這一路上錢潮心中也不知道是該喜該憂,今天能夠得到莊先生的認可自然令他高興無比,但在莊先生的書房裡的所得又實在是令錢潮心中有些震撼,依著莊先生推測,溫良的佈置不可謂不驚人,但……如錢潮一般,莊先生所說的那些也只是推測而已,並無實證,若要知道實情的話,還要錢潮自己去尋找。
只不過,莊先生所言實在太過令人匪夷所思!
搖了搖頭,錢潮又看了看宋鳳樓門口那熱鬧的燈光,他猜測或許莊先生這是在歷練自己。
錢潮當向莊先生提問的那句,如何才能徹底的毀掉五靈宗,雖然問得突兀,但是方法嘛……錢潮估計……莊先生這樣的人物必然是知道的,但是他卻不說,而是或暗示或明示讓錢潮如同雲山霧罩一般的迷糊不堪,然後再讓錢潮想辦法從中自己走出來,所謂師者,難不成都是這麼教徒弟的嗎?
嗯,這些事情還是要與幾個同伴一起好好的商量一番的。
就在他快走到自己的房間之時,卻聽到裡面傳來的一陣笑聲,這中間還夾雜著陸平川那獨有的大嗓門,錢潮聽了好奇,細辨之下似乎自己的四個同伴都在房內,這就奇怪了,是何事讓他們如此開心呢?
推門而入,房內共有五人。
左佑居中而坐,而且重新換上了一身嶄新的月白長跑,似乎傷勢也好了許多,顯得精神奕奕。旁邊就是陸平川和李簡,然後湯萍與彥煊坐在一起,看五人的神情,人人臉上都有笑意,不知道剛才是在笑談什麼。
陸平川見到錢潮進來便說道:
“嘿,錢兄弟,你可虧大了,今天左兄弟給我們講了好多他在修行界裡的趣事,都是在宗內聽不到的新鮮事……”
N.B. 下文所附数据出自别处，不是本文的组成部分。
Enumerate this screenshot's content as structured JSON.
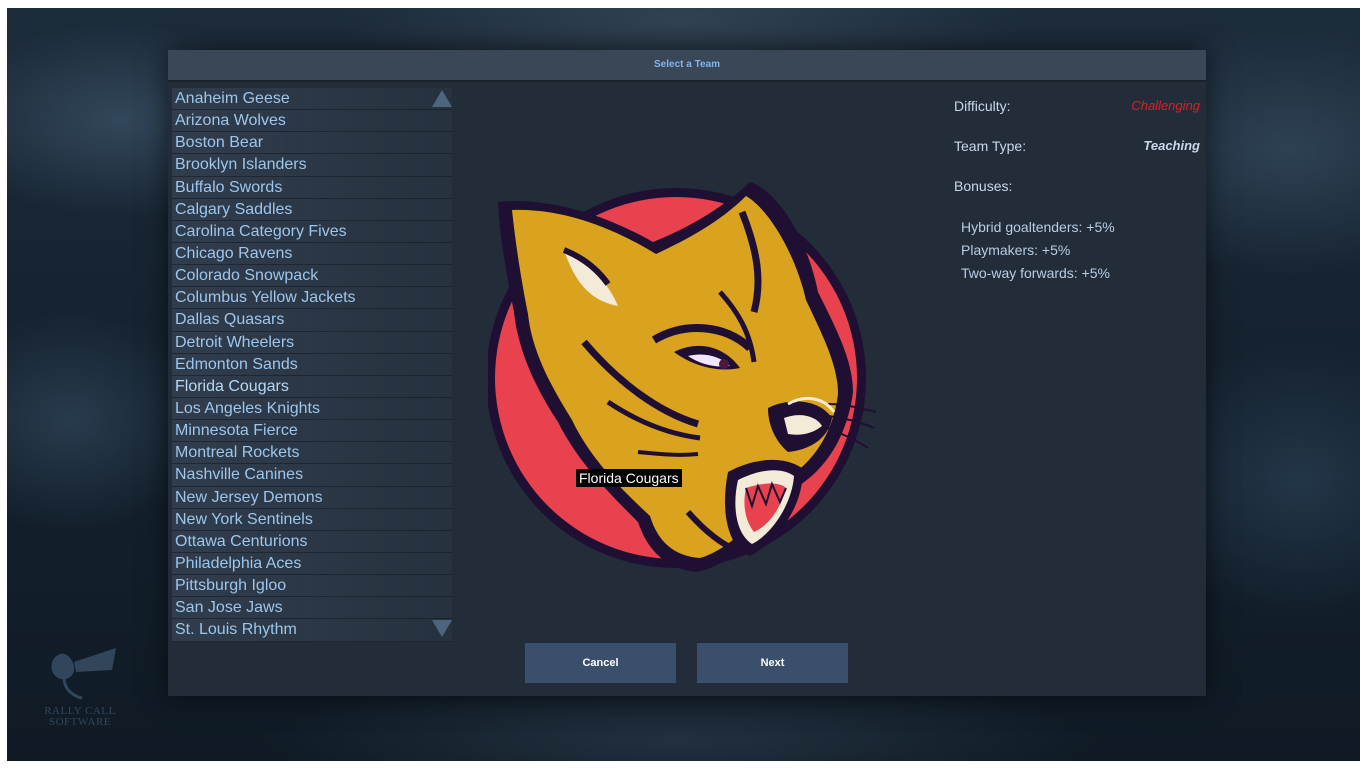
{
  "dialog": {
    "title": "Select a Team"
  },
  "teams": [
    "Anaheim Geese",
    "Arizona Wolves",
    "Boston Bear",
    "Brooklyn Islanders",
    "Buffalo Swords",
    "Calgary Saddles",
    "Carolina Category Fives",
    "Chicago Ravens",
    "Colorado Snowpack",
    "Columbus Yellow Jackets",
    "Dallas Quasars",
    "Detroit Wheelers",
    "Edmonton Sands",
    "Florida Cougars",
    "Los Angeles Knights",
    "Minnesota Fierce",
    "Montreal Rockets",
    "Nashville Canines",
    "New Jersey Demons",
    "New York Sentinels",
    "Ottawa Centurions",
    "Philadelphia Aces",
    "Pittsburgh Igloo",
    "San Jose Jaws",
    "St. Louis Rhythm"
  ],
  "selected_team": {
    "name": "Florida Cougars",
    "tooltip": "Florida Cougars",
    "logo_icon": "cougar-logo-icon"
  },
  "details": {
    "difficulty_label": "Difficulty:",
    "difficulty_value": "Challenging",
    "difficulty_color": "#d8202a",
    "team_type_label": "Team Type:",
    "team_type_value": "Teaching",
    "bonuses_label": "Bonuses:",
    "bonuses": [
      "Hybrid goaltenders: +5%",
      "Playmakers: +5%",
      "Two-way forwards: +5%"
    ]
  },
  "buttons": {
    "cancel": "Cancel",
    "next": "Next"
  },
  "icons": {
    "scroll_up": "triangle-up-icon",
    "scroll_down": "triangle-down-icon"
  },
  "watermark": {
    "line1": "RALLY CALL",
    "line2": "SOFTWARE"
  },
  "colors": {
    "title_text": "#7fb6f0",
    "list_text": "#9cc6ec",
    "logo_ring": "#e8424f",
    "logo_fur": "#d9a21f",
    "logo_outline": "#1f0f33"
  }
}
昨日夜裡他們六人才趕到瑞軒鎮,然後一早錢潮就不知道哪裡去了,左佑本以為一到早上這五個人就會迫不及待的向他討要那些信件,但沒想到五個人裡面那個貌似是領頭人物的錢潮卻外出了,而且幾乎是一整天的時間,自然有些好奇。
錢潮問道:
“左兄的傷勢看來無礙了?”
“是啊,多虧了彥姑娘,已無大礙了。”
湯萍站起來說道:
“好了,咱們等的人終於回來了,左兄,你說過的,要請我們幾個在瑞軒鎮上暢飲幾杯,我看就在這宋鳳樓吧,而且,咱們也不去大廳裡面了,乾脆叫一桌酒席到這房間裡,這樣說話既熱鬧也不用擔心旁人聽了去,如何?”
陸平川一聽馬上附和:
“好主意!”
“好,既然如此,那我便去安排。”左佑說道。
待佳餚滿桌,酒杯斟滿的時候,六個人圍桌而坐,既是左佑做東,那必然該是他先舉杯祝酒,不過還未等他開言,湯萍看了看滿桌精美的酒食,一看便知這一餐花費不少,考慮到左佑是個散修,便問道:
“我說左兄,這一桌可要不少靈石呢,何必如此破費?”
左佑一笑,說道:
“我這個散修嘛,可與其他的散修不同,衣著要潔淨,起居要舒適,菜饌要鮮美,飲酒要甘厚,招待五位自然更不可隨意。”
“嘿嘿,這話我愛聽。”陸平川說道。
湯萍則說道:
“你說的這些可不像是散修過得日子,倒像是大世家裡的公子少爺才能有的。”
“呵呵,所以我這個散修才與其他散修都不相同。”
然後左佑舉杯說道:
“五位的救命之情,在下不敢言謝,來日方長,左某必有後報,但五位若不嫌棄在下這草莽出身,日後我與五位便是朋友了,如何?”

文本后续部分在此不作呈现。